- Developer: MicroProse Leeds
- Publisher: MicroProse
- Producer: Peter Moreland
- Designers: Ciaran Gultnieks Ian Martin Dominic Robinson
- Artist: Derrick Austin
- Composer: John Broomhall
- Platforms: MS-DOS, Atari ST, Amiga
- Release: March 1993
- Genre: Combat flight simulator
- Mode: Single-player

= Dogfight (video game) =

1993 video game

Dogfight: 80 Years of Aerial Warfare is a combat flight simulator video game developed by MicroProse Leeds, formerly Vektor Grafix (originally as Air Glory) and published by MicroProse in 1993 MS-DOS, Atari ST, and Amiga. In North America, the game was released with the title Air Duel: 80 Years of Dogfighting.

==Gameplay==
The game features simulation of aerial combat starting from World War I biplanes, through to modern fighter jets. There are several game modes to choose from such as 1-on-1 dogfights, missions in different theatres of battle, as well as a sandbox mode. Players can choose from first or third person perspective to pilot the aircraft.

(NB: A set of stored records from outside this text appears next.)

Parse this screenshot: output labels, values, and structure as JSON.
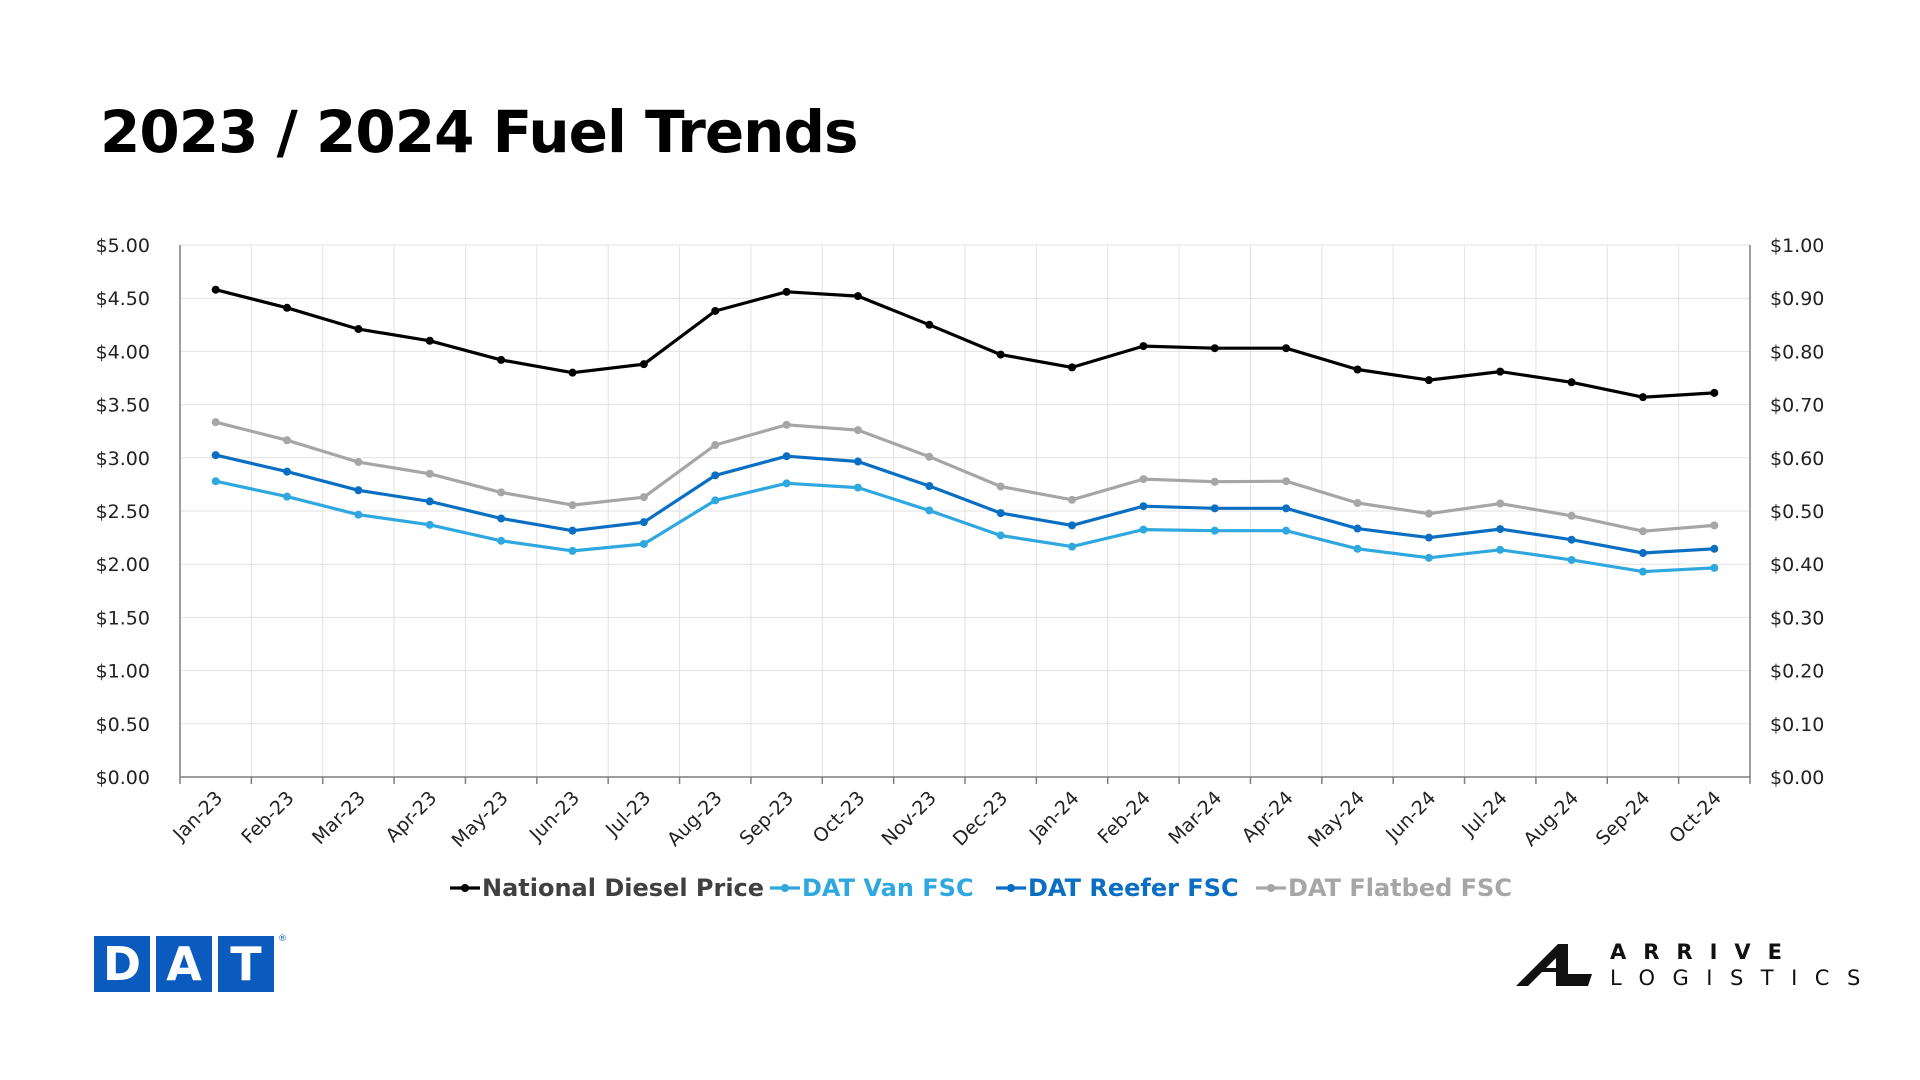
{
  "title": "2023 / 2024 Fuel Trends",
  "chart_data": {
    "type": "line",
    "categories": [
      "Jan-23",
      "Feb-23",
      "Mar-23",
      "Apr-23",
      "May-23",
      "Jun-23",
      "Jul-23",
      "Aug-23",
      "Sep-23",
      "Oct-23",
      "Nov-23",
      "Dec-23",
      "Jan-24",
      "Feb-24",
      "Mar-24",
      "Apr-24",
      "May-24",
      "Jun-24",
      "Jul-24",
      "Aug-24",
      "Sep-24",
      "Oct-24"
    ],
    "y_left": {
      "min": 0,
      "max": 5,
      "step": 0.5,
      "labels": [
        "$0.00",
        "$0.50",
        "$1.00",
        "$1.50",
        "$2.00",
        "$2.50",
        "$3.00",
        "$3.50",
        "$4.00",
        "$4.50",
        "$5.00"
      ]
    },
    "y_right": {
      "min": 0,
      "max": 1,
      "step": 0.1,
      "labels": [
        "$0.00",
        "$0.10",
        "$0.20",
        "$0.30",
        "$0.40",
        "$0.50",
        "$0.60",
        "$0.70",
        "$0.80",
        "$0.90",
        "$1.00"
      ]
    },
    "grid": true,
    "legend_position": "bottom",
    "series": [
      {
        "name": "National Diesel Price",
        "axis": "left",
        "color": "#000000",
        "values": [
          4.58,
          4.41,
          4.21,
          4.1,
          3.92,
          3.8,
          3.88,
          4.38,
          4.56,
          4.52,
          4.25,
          3.97,
          3.85,
          4.05,
          4.03,
          4.03,
          3.83,
          3.73,
          3.81,
          3.71,
          3.57,
          3.61
        ]
      },
      {
        "name": "DAT Van FSC",
        "axis": "right",
        "color": "#2fa8e0",
        "values": [
          0.556,
          0.527,
          0.493,
          0.474,
          0.444,
          0.425,
          0.438,
          0.52,
          0.552,
          0.544,
          0.501,
          0.454,
          0.433,
          0.465,
          0.463,
          0.463,
          0.429,
          0.412,
          0.427,
          0.408,
          0.386,
          0.393
        ]
      },
      {
        "name": "DAT Reefer FSC",
        "axis": "right",
        "color": "#0a6fc2",
        "values": [
          0.605,
          0.574,
          0.539,
          0.518,
          0.486,
          0.463,
          0.479,
          0.567,
          0.603,
          0.593,
          0.547,
          0.496,
          0.473,
          0.509,
          0.505,
          0.505,
          0.467,
          0.45,
          0.466,
          0.446,
          0.421,
          0.429
        ]
      },
      {
        "name": "DAT Flatbed FSC",
        "axis": "right",
        "color": "#a6a6a6",
        "values": [
          0.667,
          0.633,
          0.592,
          0.57,
          0.535,
          0.511,
          0.526,
          0.624,
          0.662,
          0.652,
          0.602,
          0.546,
          0.521,
          0.56,
          0.555,
          0.556,
          0.515,
          0.495,
          0.514,
          0.491,
          0.462,
          0.473
        ]
      }
    ]
  },
  "logos": {
    "dat": {
      "letters": [
        "D",
        "A",
        "T"
      ],
      "reg": "®",
      "color": "#0a5bbd"
    },
    "arrive": {
      "line1": "ARRIVE",
      "line2": "LOGISTICS"
    }
  }
}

Included in the combat are strategy elements, such as resource management and mission planning.

==Reception==
Computer Gaming World in 1993 criticized Air Duels framerate, "generic and unrealistic" avionics, lack of Constantly Computed Impact Point, buggy AI, and low replay value. The magazine stated that it would have been better received in 1991, concluding that "Air Duel isn't bad, but it certainly isn't new or better." In a 1994 survey of wargames the magazine gave the title two stars out of five, stating that aircraft "do not seem historically correct ... A great idea with mediocre execution".